A minute later, pilot Buddy Summerfield reported that the airport was in sight. That was his last transmission before witnesses saw the single engine turboprop enter a steep left bank turn, then suddenly nosedive into a cemetery near the airport.
New details emerged today in the investigation of the March 22, 2009, crash of the privately owned Pilatus PC-12/45, raising questions about fuel pressure, icing in the area and whether the plane was over its weight limit.
The National Transportation Safety Board has not concluded what caused the crash. The agency says a determination of probable cause will be made when the final report is completed, and no date has been set for that report.
The plane designed to carry 10 people had been carrying 13 family members and the pilot from California to a ski vacation in Bozeman. A half-hour before the crash, Summerfield requested a diversion to Butte for reasons unexplained.
The NTSB docket into the crash released today contains interviews, air traffic control transcripts, investigator reports and other documents that the agency has collected so far in its probe. But the agency provided no analysis for the information laid out in the documents and said it would not give interviews to discuss them.
However, the reams of accumulated paperwork offer new insights into what happened that day and the final minutes leading to the crash:
— The plane appeared to have experienced fuel pressure problems for at least part of the flight, with its fuel boost pumps working to stabilize fuel levels between the right tank and the left tank.

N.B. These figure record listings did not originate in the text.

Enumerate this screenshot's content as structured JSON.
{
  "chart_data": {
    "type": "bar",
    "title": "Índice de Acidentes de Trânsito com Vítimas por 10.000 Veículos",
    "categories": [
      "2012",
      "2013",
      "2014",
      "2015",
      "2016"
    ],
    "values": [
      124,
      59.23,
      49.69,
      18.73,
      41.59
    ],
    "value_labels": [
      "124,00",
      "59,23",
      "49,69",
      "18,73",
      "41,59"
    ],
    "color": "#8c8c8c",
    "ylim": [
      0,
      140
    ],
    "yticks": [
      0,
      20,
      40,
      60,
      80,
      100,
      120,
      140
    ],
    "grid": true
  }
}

— A low-fuel warning for one of the plane’s tanks lit up six minutes before the crash.
— The flight plan called for nine people aboard the 10-seater plane, but 14 people were actually on the flight. That created a total weight that was 572 pounds over the limit when the plane took off from Oroville, Calif.
— Icing and turbulence had been reported by another plane flying the same route that day. Before taking off, Summerfield did not request a fuel additive that would prevent icing in the fuel system, which is required in ambient temperatures below freezing. The ground temperature in Butte that day was 7 degrees Celsius above freezing.
The NTSB reports also say Summerfield asked air traffic controllers twice to clear him to fly at lower altitudes. The plane had been flying at 26,000 feet, and Summerfield was cleared to descend to 14,000 feet and then 12,200 feet.
That may be significant because of a checklist the Pilatus PC-12 pilot’s operating handbook in case of low fuel pressure that instructs the pilot to descend to warmer air.
“A possible cause is the fuel filter is blocked with ice crystals,” the handbook reads, according to the NTSB.
No authorities have concluded that the plane’s fuel filter was blocked.
After the descent, air traffic control in Salt Lake City asked Summerfield if he would be able to get to the airport. Summerfield responded that he had “one more cloud to get around,” then a minute later told the controller that the field was in sight and canceled his Instrument Flight Rules clearance to fly visually.
The controller acknowledged the transmission and said there was no plane traffic between him and the airport, and the pilot did not respond. There were no further communications between air traffic control and the pilot.
One of the plane’s co-owners organized the March 2009 flight. The co-owner, who was not named by the NTSB, told investigators that the trip was within weight and balance limits but there weren’t enough seat belts.
The NTSB has used the crash as an example in making a case to aviation regulators to require all passengers to have their own seats and seat belts. Children under the age of 2 are now allowed to sit on an adult’s lap during takeoff, landing and turbulence
The reports detail Summerfield’s 44 years of flying experience since his time as a U.S. Air Force pilot. Interviews with employers and people who flew with him all described the 65-year-old pilot as very professional. He had logged 8,840 flight hours in his career.
Summerfield had never had an accident or a violation. He had flown the plane owned by Eagle Cap Leasing of Wallowa, Ore., since 2002, and he had made one previous flight from Oroville to Bozeman the year before.